I need to copy all text files on one folder whose names are five characters long. I know this command is for listing:
$ dir folder /B | findstr /R "^.....\.txt"
but I want to copy all files whose names are listed by the above command to a different folder.
I was asking (not only to myself) "doesn't it work a simple..."?
copy C:\ORIG_DIR\?????.txt C:\Dest_Dir
Thanks to G-Man it is tested that in powershell it works, meanwhile in cmd.exe the above command will copy each match up to five characters and with all the extension that start with .txt.
Question mark (?)
Use the question mark as a substitute for a single character in a name. For example, if you type gloss?.doc, you will locate the file Glossy.doc or Gloss1.doc but not Glossary.doc.
Reference:
Wildcards under windows.
This is possible in Batch but is easy in PowerShell.
ls | foreach { if (($_.BaseName.Length -eq 5) -and ($_.Extension -eq ".txt"))
{ $_.CopyTo("\Name\Of\Target\Folder\" + $_.Name) }
You could also do it by checking the file names against a regular expression, but this method works fine.
In Batch you could do something like this:
@Echo OFF
Set "targetDir=C:\Dir"
For %%# In ("*.txt") DO (
(Echo "%%~nx#" | findstr /R "^......\.")1>Nul 2>&1 && (
Echo Copying "%%~nx#" ...
(Copy /Y "%%~f#" "%targetDir%\%%~nx#")1>NUL
)
)
Pause&Exit /B 0
To test with echo in one-liner (it should work with subfolder if you add /s in dir command)
for /f "delims=" %a in ('dir /b /a-d "?????.txt"^|findstr /R "\\.....\.txt$"') do @echo %~fa
one-liner copy command
for /f "delims=" %a in (
'dir /b /a-d "?????.txt"^|findstr /R "\\.....\.txt$"'
) do @copy "%~fa" "destination-dir"
Batch file
for /f "delims=" %%a in (
'dir /b /a-d "?????.txt"^|findstr /R "\\.....\.txt$"'
) do (
copy "%%~fa" "destination-dir"
)
Edit:
/a-d scan files
/ad scan folders
Without /a[d|-d] it will scan both
see dir /? for further reading
If I added "?????.txt" in command "dir" is to reduce the scope of scan and thereby reduce the time to scan.
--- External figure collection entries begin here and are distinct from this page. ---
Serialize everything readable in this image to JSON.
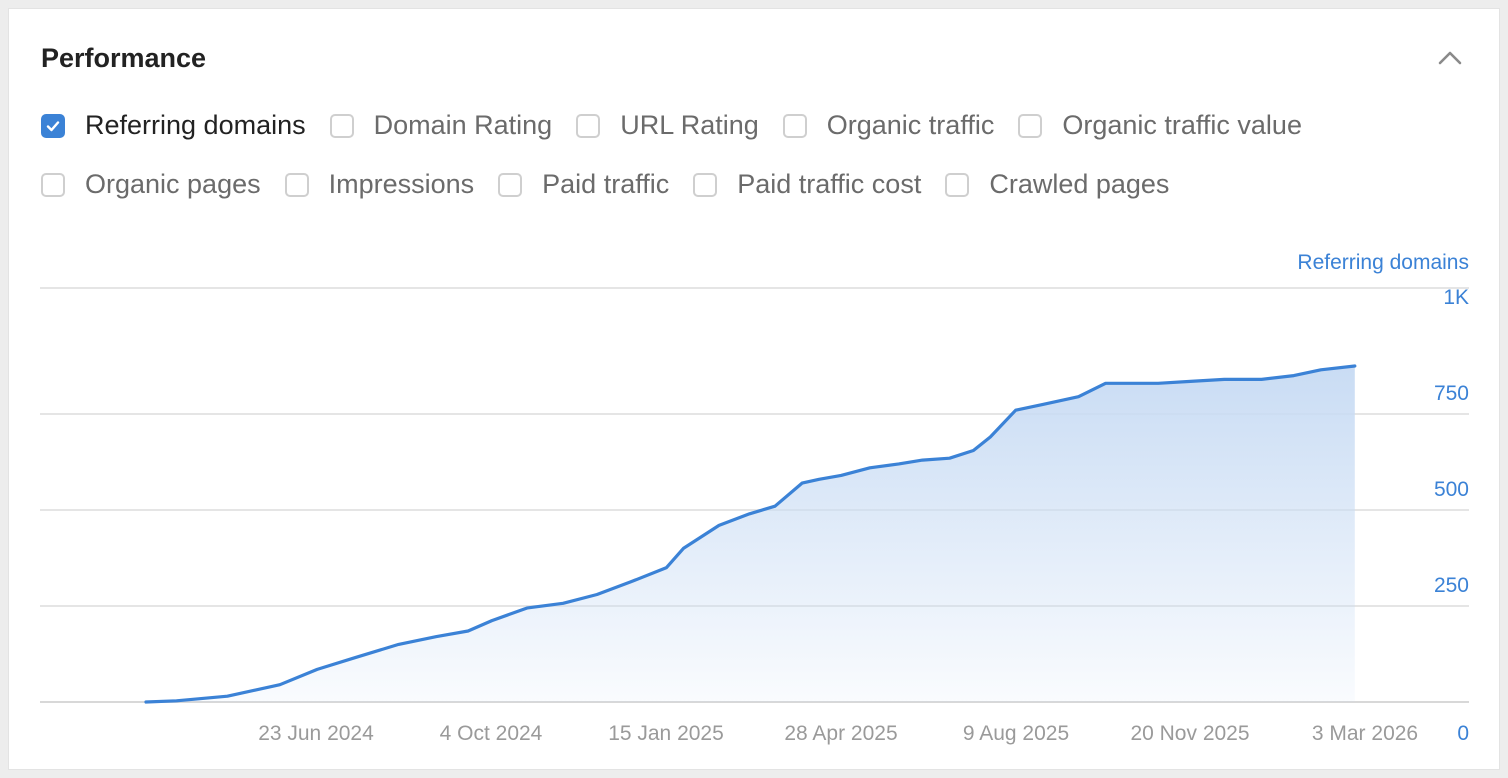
{
  "panel": {
    "title": "Performance"
  },
  "colors": {
    "accent": "#3b82d6",
    "area_top": "#c9dcf4",
    "grid": "#e5e5e5",
    "tick": "#9a9a9a"
  },
  "metrics_row1": [
    {
      "label": "Referring domains",
      "checked": true
    },
    {
      "label": "Domain Rating",
      "checked": false
    },
    {
      "label": "URL Rating",
      "checked": false
    },
    {
      "label": "Organic traffic",
      "checked": false
    },
    {
      "label": "Organic traffic value",
      "checked": false
    }
  ],
  "metrics_row2": [
    {
      "label": "Organic pages",
      "checked": false
    },
    {
      "label": "Impressions",
      "checked": false
    },
    {
      "label": "Paid traffic",
      "checked": false
    },
    {
      "label": "Paid traffic cost",
      "checked": false
    },
    {
      "label": "Crawled pages",
      "checked": false
    }
  ],
  "chart_data": {
    "type": "area",
    "series": [
      {
        "name": "Referring domains",
        "x": [
          "2024-03-14",
          "2024-04-01",
          "2024-05-01",
          "2024-06-01",
          "2024-06-23",
          "2024-07-15",
          "2024-08-10",
          "2024-09-01",
          "2024-09-20",
          "2024-10-04",
          "2024-10-25",
          "2024-11-15",
          "2024-12-05",
          "2024-12-25",
          "2025-01-15",
          "2025-01-25",
          "2025-02-15",
          "2025-03-05",
          "2025-03-20",
          "2025-04-05",
          "2025-04-15",
          "2025-04-28",
          "2025-05-15",
          "2025-06-01",
          "2025-06-15",
          "2025-07-01",
          "2025-07-15",
          "2025-07-25",
          "2025-08-09",
          "2025-08-25",
          "2025-09-15",
          "2025-10-01",
          "2025-10-15",
          "2025-11-01",
          "2025-11-20",
          "2025-12-10",
          "2026-01-01",
          "2026-01-20",
          "2026-02-05",
          "2026-02-25"
        ],
        "y": [
          0,
          3,
          15,
          45,
          85,
          115,
          150,
          170,
          185,
          212,
          245,
          257,
          280,
          313,
          350,
          400,
          460,
          490,
          510,
          570,
          580,
          590,
          610,
          620,
          630,
          635,
          655,
          690,
          760,
          775,
          795,
          830,
          830,
          830,
          835,
          840,
          840,
          850,
          865,
          875
        ]
      }
    ],
    "x_ticks": [
      "23 Jun 2024",
      "4 Oct 2024",
      "15 Jan 2025",
      "28 Apr 2025",
      "9 Aug 2025",
      "20 Nov 2025",
      "3 Mar 2026"
    ],
    "y_ticks": [
      "0",
      "250",
      "500",
      "750",
      "1K"
    ],
    "ylim": [
      0,
      1000
    ],
    "xlim": [
      "2024-03-14",
      "2026-03-03"
    ],
    "series_label": "Referring domains",
    "y_axis_position": "right",
    "grid": true
  }
}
You can always expand the scope of the scan in the command "dir" but the most important is the pattern in command "findstr"
I changed "^.....\.txt" to "\\.....\.txt$" to be able to scan folder name.
. Wildcard: any character
ˆ Line position: beginning of line
$ Line position: end of line
\. Escape: literal use of metacharacter .
See findstr /? for further reading
Why it doesn't work in some case? Because there is no universal solution, you have to adapt the command on your case. If you use /b without /s the dir command will produce an output without trailing slash \ therefore the findstr pattern with \\ will fail.
This will fail: dir /b "*.txt"|findstr /R "\\........$"
When this will success: dir /b "*.txt"|findstr /R "^........$"
Just as with a dir command that produces an output when the search pattern word is in the end of the line separated by a trailing slash will also fail.
As this will fail: dir /b /s "*.txt"|findstr /R "^........$"
but this will success: dir /b /s "*.txt"|findstr /R "\\........$"
Here’s another batch approach:
@echo off
setlocal enabledelayedexpansion
for %%f in (*.txt) do (
set foo=%%f
set foo=!foo:~5,5!
if !foo!==.txt (
(This filename (%%f) matches the pattern ?????.txt; do what you want with it.)
)
)
The !foo:~5,5! is an instance of the
!variable:~offset:length!
substring mechanism;
it extracts the substring of the filename starting at the 6th character
(offset 5) and with a length of 5
(enough to capture .txt plus one character more, if there is more).
So variable foo has the value .txt
if the 6th, 7th, 8th, and 9th characters of the filename
are ., t, x, and t, and there is no 10th character.